Гадание, однако, не состоялось и Сергей не узнал своего будущего, так как за дверью послышались шаги. В кухню вошли капитан и Вороновский, а вслед за ними приковыляла старушка Жеведь.

Тартаковская тотчас отпрянула от Сергея и настороженно уставилась на вошедших.

- Василий Васильевич, ты глянь, нет ли чего на кухне, а я засяду за протокол, - усталым голосом сказал капитан, опускаясь на стул. - Уж ночь на дворе, а нам еще ехать на Литейный.

- Здесь вроде не должно быть... - Вороновский присел на корточки у раскрытого им кухонного шкафа. - Посуда ихняя, крупы, макароны, банки с вареньем, разная хурда-бурда...

- Это еще как сказать, - глубокомысленно заметил капитан, укладывая лист копирки между бланками протокола обыска. - Припомни, как нас ориентировали на переподготовке. Один ушлый спекулянт в Тбилиси прятал золотые монеты в соленых помидорах, а бриллианты в банках с абрикосовым вареньем. Вынимал косточки, а заместо косточек вставлял камушки.

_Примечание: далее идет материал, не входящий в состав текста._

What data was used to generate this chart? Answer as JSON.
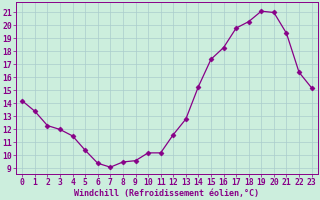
{
  "x": [
    0,
    1,
    2,
    3,
    4,
    5,
    6,
    7,
    8,
    9,
    10,
    11,
    12,
    13,
    14,
    15,
    16,
    17,
    18,
    19,
    20,
    21,
    22,
    23
  ],
  "y": [
    14.2,
    13.4,
    12.3,
    12.0,
    11.5,
    10.4,
    9.4,
    9.1,
    9.5,
    9.6,
    10.2,
    10.2,
    11.6,
    12.8,
    15.3,
    17.4,
    18.3,
    19.8,
    20.3,
    21.1,
    21.0,
    19.4,
    16.4,
    15.2
  ],
  "line_color": "#880088",
  "marker": "D",
  "marker_size": 2.5,
  "background_color": "#cceedd",
  "grid_color": "#aacccc",
  "tick_color": "#880088",
  "xlabel": "Windchill (Refroidissement éolien,°C)",
  "ylabel_ticks": [
    9,
    10,
    11,
    12,
    13,
    14,
    15,
    16,
    17,
    18,
    19,
    20,
    21
  ],
  "xlim": [
    -0.5,
    23.5
  ],
  "ylim": [
    8.6,
    21.8
  ],
  "xlabel_fontsize": 6.0,
  "tick_fontsize": 5.8,
  "axis_label_color": "#880088",
  "linewidth": 0.9
}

- Стоит ли нарушать ихние банки? - с сомнением в голосе высказался Вороновский. - Я так мыслю, что ценностей там нет.

- Будь другом, все же глянь их на свет.

- Ну, товарищи милиционеры, что скажете? - сладеньким тоном спросила Тартаковская. - Убедились, что зря старались?

- В чем надобно, в том и убедились! - рявкнул капитан. - Гражданка, не мешайте работать.

- Не орите! - осадила его Тартаковская. - Ничего не нашли, так решили выместить злобу на беззащитной женщине?

- Не нашли? - с издевкой переспросил капитан и вытряхнул на столик содержимое бумажного пакета. - А это что?

Сергей приподнялся и увидел причудливые золотые фигурки, звезду с драгоценными камнями, три темно-красных сафьяновых футляра и несколько перетянутых аптекарской резинкой пачек с валютой.

Тартаковская смертельно побледнела и прошептала в полной растерянности:

- Не понимаю...

- Вы мне эти штучки бросьте! - оборвал ее капитан. - Не на таковского напали!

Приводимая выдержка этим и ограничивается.